About half of the hypothetical layoffs would be faculty.
If the scenario becomes reality, then 154,299 undergraduate credit hours and 31,506 graduate credit hours will be eliminated.
Chancellor Michael Martin said he doesn’t know the likelihood of the cuts materializing because the projections were created at request of the state.
“If it actually came to pass, it would be catastrophic,” Martin said. “The very conversations we’re having will do some harm because the conversation causes people to look for other jobs elsewhere.”
Among Wednesday’s predictions, the University did not specify what faculty and departments would suffer, but it did announce general material effects.
“Roughly 50 degrees will be lost, impacting approximately 8,000 students, almost one-third of degree programs,” according to reduction descriptions prepared by the Budget Crisis Committee. “Diversity in career opportunities will be severely limited; campus buildings will be closed.”
Martin said residence halls, dining halls, classrooms and labs would be closed because fewer faculty and students require fewer facilities. Martin did not mention any specific buildings.
The Level Three description also indicated revenue from grants, contracts and tuition will suffer from the cuts, and a reduction in the student population will have a “dramatic impact on the viability of auxiliary units such as athletics, residence halls and the Student Union.”
Martin said the budget cuts will have a cyclical effect, and the University hasn’t even looked into the future effects of losing so many faculty and students.

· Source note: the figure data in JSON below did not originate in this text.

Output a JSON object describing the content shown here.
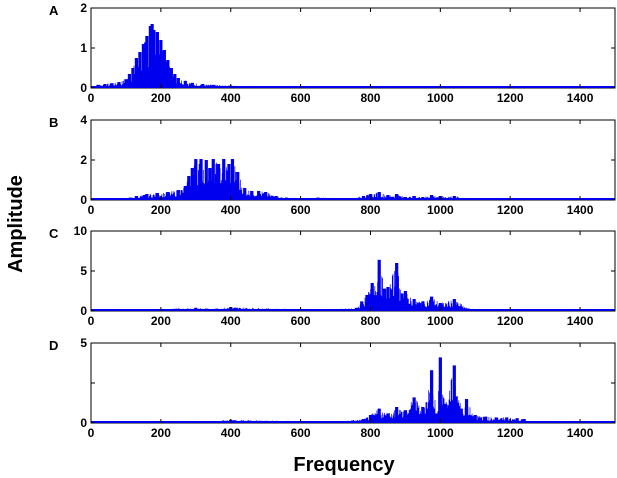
{
  "figure": {
    "xlabel": "Frequency",
    "ylabel": "Amplitude"
  },
  "colors": {
    "series": "#0000ee",
    "axes": "#000000"
  },
  "chart_data": [
    {
      "type": "bar",
      "panel": "A",
      "xlim": [
        0,
        1500
      ],
      "ylim": [
        0,
        2
      ],
      "xticks": [
        "0",
        "200",
        "400",
        "600",
        "800",
        "1000",
        "1200",
        "1400"
      ],
      "yticks": [
        "0",
        "1",
        "2"
      ],
      "peaks": [
        {
          "x": 20,
          "y": 0.08
        },
        {
          "x": 40,
          "y": 0.1
        },
        {
          "x": 60,
          "y": 0.12
        },
        {
          "x": 80,
          "y": 0.15
        },
        {
          "x": 100,
          "y": 0.22
        },
        {
          "x": 110,
          "y": 0.35
        },
        {
          "x": 120,
          "y": 0.5
        },
        {
          "x": 130,
          "y": 0.75
        },
        {
          "x": 140,
          "y": 0.9
        },
        {
          "x": 150,
          "y": 1.1
        },
        {
          "x": 160,
          "y": 1.3
        },
        {
          "x": 170,
          "y": 1.55
        },
        {
          "x": 175,
          "y": 1.6
        },
        {
          "x": 180,
          "y": 1.45
        },
        {
          "x": 190,
          "y": 1.4
        },
        {
          "x": 200,
          "y": 1.2
        },
        {
          "x": 210,
          "y": 0.95
        },
        {
          "x": 220,
          "y": 0.7
        },
        {
          "x": 230,
          "y": 0.5
        },
        {
          "x": 240,
          "y": 0.35
        },
        {
          "x": 250,
          "y": 0.25
        },
        {
          "x": 270,
          "y": 0.18
        },
        {
          "x": 290,
          "y": 0.13
        },
        {
          "x": 320,
          "y": 0.1
        },
        {
          "x": 350,
          "y": 0.08
        },
        {
          "x": 400,
          "y": 0.06
        },
        {
          "x": 450,
          "y": 0.05
        },
        {
          "x": 500,
          "y": 0.05
        },
        {
          "x": 550,
          "y": 0.04
        },
        {
          "x": 600,
          "y": 0.04
        },
        {
          "x": 650,
          "y": 0.03
        },
        {
          "x": 700,
          "y": 0.03
        }
      ]
    },
    {
      "type": "bar",
      "panel": "B",
      "xlim": [
        0,
        1500
      ],
      "ylim": [
        0,
        4
      ],
      "xticks": [
        "0",
        "200",
        "400",
        "600",
        "800",
        "1000",
        "1200",
        "1400"
      ],
      "yticks": [
        "0",
        "2",
        "4"
      ],
      "peaks": [
        {
          "x": 100,
          "y": 0.1
        },
        {
          "x": 130,
          "y": 0.2
        },
        {
          "x": 160,
          "y": 0.3
        },
        {
          "x": 190,
          "y": 0.35
        },
        {
          "x": 220,
          "y": 0.4
        },
        {
          "x": 250,
          "y": 0.5
        },
        {
          "x": 270,
          "y": 0.7
        },
        {
          "x": 280,
          "y": 1.2
        },
        {
          "x": 290,
          "y": 1.6
        },
        {
          "x": 300,
          "y": 2.05
        },
        {
          "x": 315,
          "y": 2.05
        },
        {
          "x": 330,
          "y": 2.0
        },
        {
          "x": 340,
          "y": 1.6
        },
        {
          "x": 350,
          "y": 2.05
        },
        {
          "x": 365,
          "y": 1.8
        },
        {
          "x": 380,
          "y": 2.05
        },
        {
          "x": 395,
          "y": 1.8
        },
        {
          "x": 405,
          "y": 2.05
        },
        {
          "x": 420,
          "y": 1.4
        },
        {
          "x": 440,
          "y": 0.6
        },
        {
          "x": 460,
          "y": 0.45
        },
        {
          "x": 480,
          "y": 0.45
        },
        {
          "x": 500,
          "y": 0.4
        },
        {
          "x": 530,
          "y": 0.2
        },
        {
          "x": 560,
          "y": 0.12
        },
        {
          "x": 600,
          "y": 0.1
        },
        {
          "x": 650,
          "y": 0.12
        },
        {
          "x": 700,
          "y": 0.1
        },
        {
          "x": 750,
          "y": 0.1
        },
        {
          "x": 780,
          "y": 0.2
        },
        {
          "x": 800,
          "y": 0.3
        },
        {
          "x": 825,
          "y": 0.4
        },
        {
          "x": 850,
          "y": 0.25
        },
        {
          "x": 875,
          "y": 0.3
        },
        {
          "x": 900,
          "y": 0.15
        },
        {
          "x": 925,
          "y": 0.2
        },
        {
          "x": 950,
          "y": 0.15
        },
        {
          "x": 975,
          "y": 0.25
        },
        {
          "x": 1000,
          "y": 0.2
        },
        {
          "x": 1040,
          "y": 0.2
        },
        {
          "x": 1100,
          "y": 0.06
        }
      ]
    },
    {
      "type": "bar",
      "panel": "C",
      "xlim": [
        0,
        1500
      ],
      "ylim": [
        0,
        10
      ],
      "xticks": [
        "0",
        "200",
        "400",
        "600",
        "800",
        "1000",
        "1200",
        "1400"
      ],
      "yticks": [
        "0",
        "5",
        "10"
      ],
      "peaks": [
        {
          "x": 150,
          "y": 0.2
        },
        {
          "x": 300,
          "y": 0.4
        },
        {
          "x": 330,
          "y": 0.3
        },
        {
          "x": 360,
          "y": 0.3
        },
        {
          "x": 400,
          "y": 0.5
        },
        {
          "x": 620,
          "y": 0.2
        },
        {
          "x": 650,
          "y": 0.2
        },
        {
          "x": 680,
          "y": 0.2
        },
        {
          "x": 760,
          "y": 0.4
        },
        {
          "x": 775,
          "y": 1.2
        },
        {
          "x": 790,
          "y": 2.0
        },
        {
          "x": 805,
          "y": 3.5
        },
        {
          "x": 825,
          "y": 6.4
        },
        {
          "x": 840,
          "y": 2.8
        },
        {
          "x": 850,
          "y": 3.0
        },
        {
          "x": 875,
          "y": 6.0
        },
        {
          "x": 890,
          "y": 2.2
        },
        {
          "x": 900,
          "y": 2.5
        },
        {
          "x": 925,
          "y": 1.5
        },
        {
          "x": 950,
          "y": 1.2
        },
        {
          "x": 975,
          "y": 1.8
        },
        {
          "x": 1000,
          "y": 1.0
        },
        {
          "x": 1040,
          "y": 1.5
        },
        {
          "x": 1080,
          "y": 0.3
        },
        {
          "x": 1120,
          "y": 0.2
        }
      ]
    },
    {
      "type": "bar",
      "panel": "D",
      "xlim": [
        0,
        1500
      ],
      "ylim": [
        0,
        5
      ],
      "xticks": [
        "0",
        "200",
        "400",
        "600",
        "800",
        "1000",
        "1200",
        "1400"
      ],
      "yticks": [
        "0",
        "",
        "5"
      ],
      "peaks": [
        {
          "x": 150,
          "y": 0.1
        },
        {
          "x": 250,
          "y": 0.1
        },
        {
          "x": 300,
          "y": 0.1
        },
        {
          "x": 400,
          "y": 0.2
        },
        {
          "x": 700,
          "y": 0.1
        },
        {
          "x": 780,
          "y": 0.25
        },
        {
          "x": 800,
          "y": 0.5
        },
        {
          "x": 825,
          "y": 0.9
        },
        {
          "x": 850,
          "y": 0.6
        },
        {
          "x": 875,
          "y": 1.0
        },
        {
          "x": 900,
          "y": 0.8
        },
        {
          "x": 925,
          "y": 1.6
        },
        {
          "x": 950,
          "y": 1.0
        },
        {
          "x": 975,
          "y": 3.3
        },
        {
          "x": 990,
          "y": 0.6
        },
        {
          "x": 1000,
          "y": 4.1
        },
        {
          "x": 1015,
          "y": 1.2
        },
        {
          "x": 1040,
          "y": 3.6
        },
        {
          "x": 1060,
          "y": 0.9
        },
        {
          "x": 1075,
          "y": 1.5
        },
        {
          "x": 1100,
          "y": 0.5
        },
        {
          "x": 1130,
          "y": 0.4
        },
        {
          "x": 1160,
          "y": 0.35
        },
        {
          "x": 1190,
          "y": 0.35
        },
        {
          "x": 1220,
          "y": 0.3
        },
        {
          "x": 1240,
          "y": 0.25
        }
      ]
    }
  ]
}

“How many hamburgers wouldn’t be sold, how many gas stations wouldn’t sell?” Martin asked. “Just start thinking about the multiplier effect of that number of jobs lost and the spending in the community. This will reverberate not just in this campus, but across the community and the state.”
Martin said the effects among degree programs will be severe. While some students will simply change their majors if their degrees are cut, many students will transfer or not come to the University, Martin said.
“No matter how you cut this, you’re going to be forcing upon the students an education of lesser value,” Martin said. “A university has to have a certain breadth, hence the term university and not ‘monoversity.’ It will not only be a much narrower institution, it will be a much more mediocre one.”
"MUCH more mediocre?" Why, that sounds right up Louisiana's alley!
Because if it follows that stupid is as stupid does, then the Gret Stet will keep Piyushing until it's the most mediocre of 'em all. And when you're good at bad, that ain't good.